•               Le stylo à bille...

                  Un mot a frappé mon esprit ce matin : stylo bic ! Je crois qu'un journaliste en parlait à l'occasion de l'anniversaire de la Foire de Paris ! 101 ans je crois...quand j'en serai là...Bon, là n'est pas mon propos de ce jour ! Pour moi, le stylo bic n'est pas un souvenir de "mon"enfance, mais un souvenir de l'enfance de mes trois enfants, surtout du plus jeune ! Que d'ennuis il lui a valu...et par voie de conséquence, à nous aussi pauvres parents !

                   A la fin des années cinquante, ce stylo bien pratique, n'était pas encore admis officiellement à l'école, mais il pouvait être autorisé sous certaines conditions...Notre petit dernier étant gaucher, lorsqu'il a commencé à écrire armé d'un porte-plume, les taches d'encre étaient assez courantes, tant sur les cahiers que sur le tablier ! on ne faisait pas de détail ! Alors, notre fils avait eu l'autorisation de sa maîtresse, de se servir d'un stylo bic (ce modèle ressemblant à un crayon était le plus courant à l'époque). Adieu les taches sur ses affaires et...sur celles de son voisin de table ! Toujours pas d'admission officielle...mais puisque la maîtresse était d'accord, tout allait bien...Bien entendu, pas moyen de faire "pleins et déliés" comme nous avions nous-mêmes et ses frère et sœur, appris à écrire ! Tout allait donc bien ou presque !

                    L'année suivante, même réglementation...Sauf que la nouvelle maîtresse ne voulait pas donner d'autorisation pour la "pointe bic" et qu'elle avait exigé du petit l'écriture au porte-plume, avec bien entendu, la séance "trempage" dans l'encrier ! Tout était à refaire ! il n'avait jamais appris à écrire comme ça et les taches d'encre ont été légion, cahiers et tablier compris...Les punitions étaient là, et les "études" en pâtissaient ! Et ce n'est pas tout ! A la rentrée suivante, les pointes bic ont été admises très officiellement (et même recommandées) à l'école. Puis, plus d'encre et donc plus d'encriers et surtout...plus de taches ! Ouf ! En 3 années, notre fils et tant d'autres, avaient dû en passer par toutes ces modifications...On ne se rendra jamais compte combien la vie d'écolier peut être dure parfois !!!

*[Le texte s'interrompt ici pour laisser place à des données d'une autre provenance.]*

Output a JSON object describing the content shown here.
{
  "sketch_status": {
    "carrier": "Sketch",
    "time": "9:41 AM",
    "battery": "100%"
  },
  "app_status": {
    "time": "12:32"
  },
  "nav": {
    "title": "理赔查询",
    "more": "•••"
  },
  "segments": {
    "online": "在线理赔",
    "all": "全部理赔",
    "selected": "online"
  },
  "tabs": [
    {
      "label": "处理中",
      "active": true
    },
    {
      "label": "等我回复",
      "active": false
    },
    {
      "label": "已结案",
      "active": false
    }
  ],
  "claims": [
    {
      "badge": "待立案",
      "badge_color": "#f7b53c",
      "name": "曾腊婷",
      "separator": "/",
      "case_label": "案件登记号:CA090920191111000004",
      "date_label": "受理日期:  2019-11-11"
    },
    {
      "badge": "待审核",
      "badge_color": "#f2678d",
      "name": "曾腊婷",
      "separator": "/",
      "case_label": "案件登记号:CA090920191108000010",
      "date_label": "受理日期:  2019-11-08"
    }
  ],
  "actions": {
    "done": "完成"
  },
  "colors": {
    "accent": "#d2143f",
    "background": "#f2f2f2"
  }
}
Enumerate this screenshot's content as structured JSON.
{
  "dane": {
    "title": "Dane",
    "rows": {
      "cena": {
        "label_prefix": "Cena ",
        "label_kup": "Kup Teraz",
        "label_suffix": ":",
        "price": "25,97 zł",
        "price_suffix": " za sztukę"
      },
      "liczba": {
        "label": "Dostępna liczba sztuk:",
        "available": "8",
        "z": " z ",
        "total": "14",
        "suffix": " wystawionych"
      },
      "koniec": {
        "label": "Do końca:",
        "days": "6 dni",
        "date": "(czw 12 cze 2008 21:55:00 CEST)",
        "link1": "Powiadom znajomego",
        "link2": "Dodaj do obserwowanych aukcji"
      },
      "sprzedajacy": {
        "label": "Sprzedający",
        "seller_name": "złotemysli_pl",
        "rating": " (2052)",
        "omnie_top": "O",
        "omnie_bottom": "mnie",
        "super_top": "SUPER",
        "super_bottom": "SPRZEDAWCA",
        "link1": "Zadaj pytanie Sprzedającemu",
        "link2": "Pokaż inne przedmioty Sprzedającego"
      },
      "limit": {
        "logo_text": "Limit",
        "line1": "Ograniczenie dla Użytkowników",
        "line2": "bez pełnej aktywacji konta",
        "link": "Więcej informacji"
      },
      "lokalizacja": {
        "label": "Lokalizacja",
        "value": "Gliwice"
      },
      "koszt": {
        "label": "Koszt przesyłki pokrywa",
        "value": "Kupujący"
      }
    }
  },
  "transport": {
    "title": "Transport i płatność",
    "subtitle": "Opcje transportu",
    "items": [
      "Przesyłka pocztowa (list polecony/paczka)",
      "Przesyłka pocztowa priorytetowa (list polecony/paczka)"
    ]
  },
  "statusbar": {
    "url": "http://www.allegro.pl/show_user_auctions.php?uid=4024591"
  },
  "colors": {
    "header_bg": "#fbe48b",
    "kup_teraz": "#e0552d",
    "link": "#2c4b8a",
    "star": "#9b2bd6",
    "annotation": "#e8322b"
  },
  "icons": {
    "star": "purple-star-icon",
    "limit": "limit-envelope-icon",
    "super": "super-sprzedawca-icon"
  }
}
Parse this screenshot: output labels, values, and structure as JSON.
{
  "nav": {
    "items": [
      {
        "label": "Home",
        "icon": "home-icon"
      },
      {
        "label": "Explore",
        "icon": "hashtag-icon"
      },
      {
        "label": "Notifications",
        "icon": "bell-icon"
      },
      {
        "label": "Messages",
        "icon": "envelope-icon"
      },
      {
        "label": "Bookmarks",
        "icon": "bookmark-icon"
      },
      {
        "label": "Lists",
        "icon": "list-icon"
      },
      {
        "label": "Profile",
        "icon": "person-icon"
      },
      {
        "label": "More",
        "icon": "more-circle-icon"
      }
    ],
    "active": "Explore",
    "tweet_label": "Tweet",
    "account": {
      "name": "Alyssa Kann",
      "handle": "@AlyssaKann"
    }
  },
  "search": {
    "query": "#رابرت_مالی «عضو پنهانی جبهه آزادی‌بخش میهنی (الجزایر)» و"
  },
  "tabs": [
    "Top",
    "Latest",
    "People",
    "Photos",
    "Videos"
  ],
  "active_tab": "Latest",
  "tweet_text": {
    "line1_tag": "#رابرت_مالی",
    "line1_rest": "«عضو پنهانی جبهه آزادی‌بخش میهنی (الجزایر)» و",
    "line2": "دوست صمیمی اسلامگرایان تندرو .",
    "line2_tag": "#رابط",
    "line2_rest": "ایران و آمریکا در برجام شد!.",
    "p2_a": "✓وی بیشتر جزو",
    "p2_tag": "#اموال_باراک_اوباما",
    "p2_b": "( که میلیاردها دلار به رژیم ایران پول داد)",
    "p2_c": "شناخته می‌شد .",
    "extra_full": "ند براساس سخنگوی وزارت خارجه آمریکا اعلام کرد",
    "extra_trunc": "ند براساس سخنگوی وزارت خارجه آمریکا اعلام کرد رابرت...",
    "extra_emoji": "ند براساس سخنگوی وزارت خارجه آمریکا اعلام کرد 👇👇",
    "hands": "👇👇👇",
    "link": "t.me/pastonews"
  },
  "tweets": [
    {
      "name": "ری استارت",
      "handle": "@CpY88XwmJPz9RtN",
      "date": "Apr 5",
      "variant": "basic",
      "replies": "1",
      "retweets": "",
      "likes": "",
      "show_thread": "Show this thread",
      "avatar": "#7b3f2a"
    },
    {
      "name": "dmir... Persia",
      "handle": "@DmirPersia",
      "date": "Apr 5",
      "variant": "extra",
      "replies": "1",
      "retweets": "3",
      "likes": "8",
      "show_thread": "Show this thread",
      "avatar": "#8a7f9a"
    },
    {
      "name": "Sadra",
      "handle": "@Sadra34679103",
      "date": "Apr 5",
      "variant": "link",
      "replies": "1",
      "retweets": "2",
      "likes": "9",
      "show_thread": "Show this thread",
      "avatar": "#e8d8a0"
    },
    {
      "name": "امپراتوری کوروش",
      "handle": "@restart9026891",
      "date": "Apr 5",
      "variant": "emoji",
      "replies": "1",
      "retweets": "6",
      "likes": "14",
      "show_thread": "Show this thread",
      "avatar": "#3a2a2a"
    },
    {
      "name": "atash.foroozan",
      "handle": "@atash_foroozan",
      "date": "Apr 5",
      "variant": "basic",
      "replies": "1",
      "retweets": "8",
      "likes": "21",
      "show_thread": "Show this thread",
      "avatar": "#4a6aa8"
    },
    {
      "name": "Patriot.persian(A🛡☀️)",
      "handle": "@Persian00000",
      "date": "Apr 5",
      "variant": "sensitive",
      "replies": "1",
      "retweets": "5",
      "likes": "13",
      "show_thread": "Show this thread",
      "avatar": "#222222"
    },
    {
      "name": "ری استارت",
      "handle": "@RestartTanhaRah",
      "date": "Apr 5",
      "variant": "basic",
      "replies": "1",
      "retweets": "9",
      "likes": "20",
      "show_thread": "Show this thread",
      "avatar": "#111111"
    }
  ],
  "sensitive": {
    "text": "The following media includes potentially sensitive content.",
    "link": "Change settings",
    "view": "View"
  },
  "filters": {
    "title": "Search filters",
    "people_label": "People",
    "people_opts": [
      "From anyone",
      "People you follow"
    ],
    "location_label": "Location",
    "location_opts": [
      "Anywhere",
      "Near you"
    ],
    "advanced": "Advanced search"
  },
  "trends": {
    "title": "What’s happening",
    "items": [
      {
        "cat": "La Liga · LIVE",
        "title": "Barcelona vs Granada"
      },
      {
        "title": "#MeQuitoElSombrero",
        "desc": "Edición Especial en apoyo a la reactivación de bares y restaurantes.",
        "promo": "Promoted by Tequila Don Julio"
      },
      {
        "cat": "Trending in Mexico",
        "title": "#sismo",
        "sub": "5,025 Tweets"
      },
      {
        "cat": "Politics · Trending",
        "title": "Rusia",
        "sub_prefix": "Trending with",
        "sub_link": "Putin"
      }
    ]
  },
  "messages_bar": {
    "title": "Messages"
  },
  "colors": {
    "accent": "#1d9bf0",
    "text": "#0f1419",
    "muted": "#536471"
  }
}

                      Les enseignants (instituteurs et institutrice à l'époque) s'étaient pendant deux années, sentis libres ! Vive la liberté ... Les enfants ? bof...ils arriveraient bien à se rattraper plus tard ! ...peut-être ! Et ne dit-on pas que "l'écriture est la science des sots" ? mais comme toute science, elle doit avoir un début...

                      Ceci étant raconté pour vous faire sourire, j'avoue que j'ai toujours trouvé ces nouveaux stylos très pratiques, tout en ayant une grande tendresse pour les stylos-encre de ma jeunesse. Ils existent encore ceux-là, mais servent-ils encore ? Je me souviens de ceux qu'il fallait remplir en actionnant une sorte de pompe...et du dernier que mon mari m'avait offert et que je garde précieusement, comme un bijou...Une petite cartouche d'encre l'alimente pour un temps...pas très long ! Mais, il représente le progrès...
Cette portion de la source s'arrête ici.